What was the Fosen case about?

Fosen-Linjen is a small ferry operator, that tendered to provide a ferry service in the Norwegian county of Sør-Trøndelag. AtB was employed to procure transport services for Sør-Trøndelag.

After losing the procurement and entering into a series of challenges, Fosen-Linjen brought a further claim for damages against AtB. Fosen-Linjen argued that, in failing to properly assess some of the claims made by other bidders with regards to fuel efficiency, AtB could not have properly assessed the tenders and so was in breach of the Norwegian Procurement Act, which implemented the EU Public Procurement Directive.  At first instance, Fosen-Linjen was successful, and AtB appealed.

The Norwegian appeal court referred a number of questions to the EFTA Court. Most importantly, the court asked whether the provisions of the relevant EU Procurement Directives meant that national rules on the award of damages must be set aside when considering breaches of national procurement law which implements EU procurement law, meaning damages should be assessed on the principles laid down in Francovich.

The EFTA Court decision

The question asked of the EFTA court is almost exactly the same question the Supreme Court dealt with in EnergySolutions, including references to the same EU Directives.

In a large part, the difference between the Supreme Court’s decision and the EFTA Court’s ruling comes about through different interpretations of the Remedies Directive and the CJEU’s decision in Combinatie Spijker. The Supreme Court took the decision in Spijker as meaning that the Francovich principles will apply to any claim for damages against a state (or state body) for breach of EU legislation – and in particular any breach by a contracting authority of laws implementing the Procurement Directives.

The EFTA court, by contrast, interpreted the Spijker case as meaning that the Francovich principle exists only where there is no specific EU legislation that deals with damages. Here, the Remedies Directive deals with damages for breaches of procurement law, and so in effect subsumes the Francovich conditions.

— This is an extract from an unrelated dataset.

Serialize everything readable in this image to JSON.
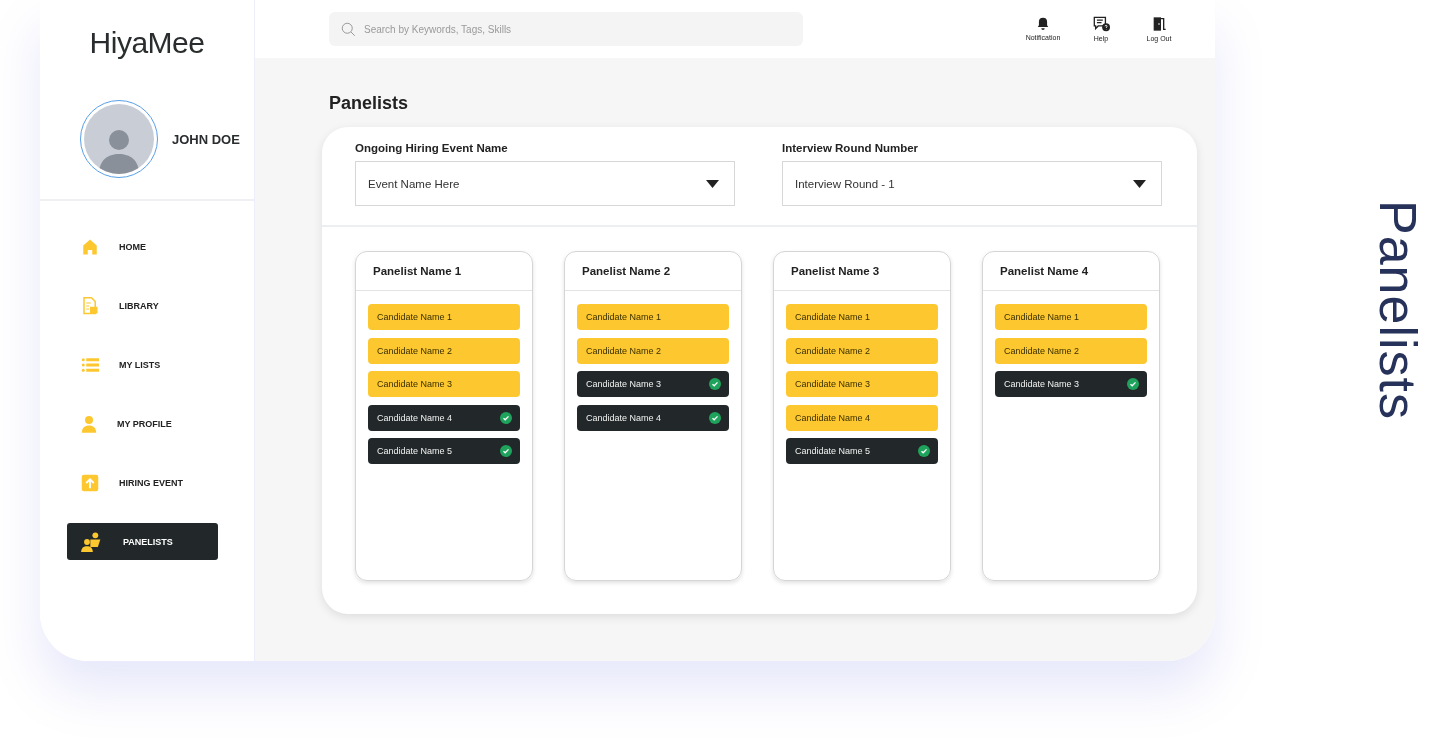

The EFTA court also justified its findings by distinguishing the nature of procurement challenges from the Francovich case. In Francovich, the damage arose because Italy failed to transpose EU/EEA law. Where the national legislature breaches EU law when transposing, it is “exercising an act of a public authority”. This is different, the EFTA court held, to a contracting authority breaching EU procurement law under that transposed legislation. In the latter instance, the authority is not carrying out “an act of public authority”, but merely aiming to enter into a commercial contract under an EU law derived framework.

As such, the finding of the EFTA court was that the laws of the nation where the contract was awarded should determine whether damages should be awarded, without any other conditions (i.e. Francovich conditions) being imposed under general EU law.

Osborne Clarke comment

The contrasting decisions of the Supreme Court and the EFTA Court are not possible to reconcile – it must be that one is the correct interpretation of the Directives and case law.

The Supreme Court is not bound by the EFTA Court’s decision in the way it would be by a CJEU decision. That said, given the weight the CJEU gives EFTA Court rulings, it is reasonable to assume that any referral of the question to the CJEU by an English court may well result in a ruling contrary to that of the Supreme Court in Energy Solutions.

The position is further complicated by Brexit, after which it is unlikely (although not yet certain) that the UK courts will be bound by decisions of the CJEU (for more on this, see our note on the EU (Withdrawal) Bill). It is unknown at present what weight the UK courts will give to post-Brexit EFTA Court or CJEU decisions in interpreting legislation derived from EU law.

The next case in the UK that needs to address the question of the adequacy of damages as a remedy could well lead to a reference to the CJEU to determine whether the EFTA court decision should be followed. We do not yet have certainty about the transitional arrangements for references to the CJEU, though, so there may be a limited window of opportunity in UK public procurement law to have this important issue clarified.